It may soon be easier for fraternities and sororities to open or expand chapter houses around the University of Minnesota, thanks to proposed changes to the city’s zoning code.
Under the new guidelines, chapter houses could be taller, house more people and be built on smaller lots. It’s an effort to serve the U’s growing Greek community.
“It was clear to me the code was outdated,” said Council Member Jacob Frey, who represents parts of the U campus and introduced the proposed changes in July.
The city’s Planning Commission signed off on the changes Monday. The City Council will have final approval.
Students, alumni and the U administration drove the push for zoning code changes, said Maggie Towle, associate vice provost for student life.
The U has 33 fraternity and sorority chapter houses, all privately owned. Since 2011, Greek membership at the U has grown from 6 percent of undergraduates to about 11 percent, according to the Office for Fraternity and Sorority Life. In fall 2016, more than 20 percent of U freshmen joined a Greek organization.
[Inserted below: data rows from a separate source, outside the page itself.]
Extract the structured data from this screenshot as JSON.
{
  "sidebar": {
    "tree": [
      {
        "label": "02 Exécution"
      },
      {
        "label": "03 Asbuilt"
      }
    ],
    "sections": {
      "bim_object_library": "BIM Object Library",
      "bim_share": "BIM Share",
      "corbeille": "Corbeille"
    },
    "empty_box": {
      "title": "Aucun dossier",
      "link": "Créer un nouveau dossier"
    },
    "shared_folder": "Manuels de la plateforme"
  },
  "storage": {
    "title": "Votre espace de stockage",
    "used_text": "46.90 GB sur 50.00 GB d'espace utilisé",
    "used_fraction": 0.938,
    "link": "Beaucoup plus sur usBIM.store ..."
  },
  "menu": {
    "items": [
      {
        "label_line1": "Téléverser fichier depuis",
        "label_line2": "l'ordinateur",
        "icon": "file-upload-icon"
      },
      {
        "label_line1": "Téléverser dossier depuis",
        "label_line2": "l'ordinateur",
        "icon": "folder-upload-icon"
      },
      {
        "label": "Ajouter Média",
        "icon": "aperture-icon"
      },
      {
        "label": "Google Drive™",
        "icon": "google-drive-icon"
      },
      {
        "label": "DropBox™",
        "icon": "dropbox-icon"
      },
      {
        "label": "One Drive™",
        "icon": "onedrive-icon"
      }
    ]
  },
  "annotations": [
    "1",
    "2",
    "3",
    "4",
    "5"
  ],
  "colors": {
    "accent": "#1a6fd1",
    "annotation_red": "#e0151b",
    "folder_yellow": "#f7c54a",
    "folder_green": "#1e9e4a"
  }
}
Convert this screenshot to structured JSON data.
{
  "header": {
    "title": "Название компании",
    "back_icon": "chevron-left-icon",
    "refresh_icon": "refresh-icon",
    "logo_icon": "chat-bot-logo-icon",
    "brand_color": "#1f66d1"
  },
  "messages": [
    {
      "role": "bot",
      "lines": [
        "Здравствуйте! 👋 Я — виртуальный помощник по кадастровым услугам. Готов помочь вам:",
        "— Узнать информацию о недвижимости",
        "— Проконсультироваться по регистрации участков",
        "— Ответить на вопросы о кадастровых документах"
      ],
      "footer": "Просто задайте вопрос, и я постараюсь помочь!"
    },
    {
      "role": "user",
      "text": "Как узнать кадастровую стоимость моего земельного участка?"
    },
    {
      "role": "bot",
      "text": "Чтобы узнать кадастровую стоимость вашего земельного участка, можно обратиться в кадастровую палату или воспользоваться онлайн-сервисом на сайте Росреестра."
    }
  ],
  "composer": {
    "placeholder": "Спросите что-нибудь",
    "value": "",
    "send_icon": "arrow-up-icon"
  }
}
“A lot of our groups do feel like they are outgrowing the facilities that they’re in,” said James Ehrmann, program director at the Office for Fraternity and Sorority Life. “When you have a fraternity or sorority house, you want that to sort of be the home for students — the home away from home.”
Attracting new chapters
In addition to the need to expand housing for existing chapters, there’s also interest in bringing new fraternities and sororities to the U, Ehrmann said. To attract them, he said, there needs to be an opportunity to secure housing soon after they arrive on campus.
“Per the current ordinance, that isn’t a realistic possibility,” Ehrmann said.
Under the updated zoning code, chapter houses still will be confined to within a half-mile of campus. But new chapter houses could be built on lots where a fraternity or sorority hasn’t been located before — something not allowed under current zoning code.
That requirement “really limited the ability to establish new [chapter houses],” said City Planner Peter Crandall. “Taking that away will open it up to more area within the city.”
Neighborhood leaders in the Marcy-Holmes area, which is already home to chapter houses, are supportive of the zoning code changes, said Doug Carlson, neighborhood association treasurer. Fraternities and sororities have been “a stabilizing force” on that side of the neighborhood, he said, maintaining their properties and receiving more intense supervision than other off-campus housing in the area.
“Those groups have been there for a long time,” he said. “I would say they’re good citizens.”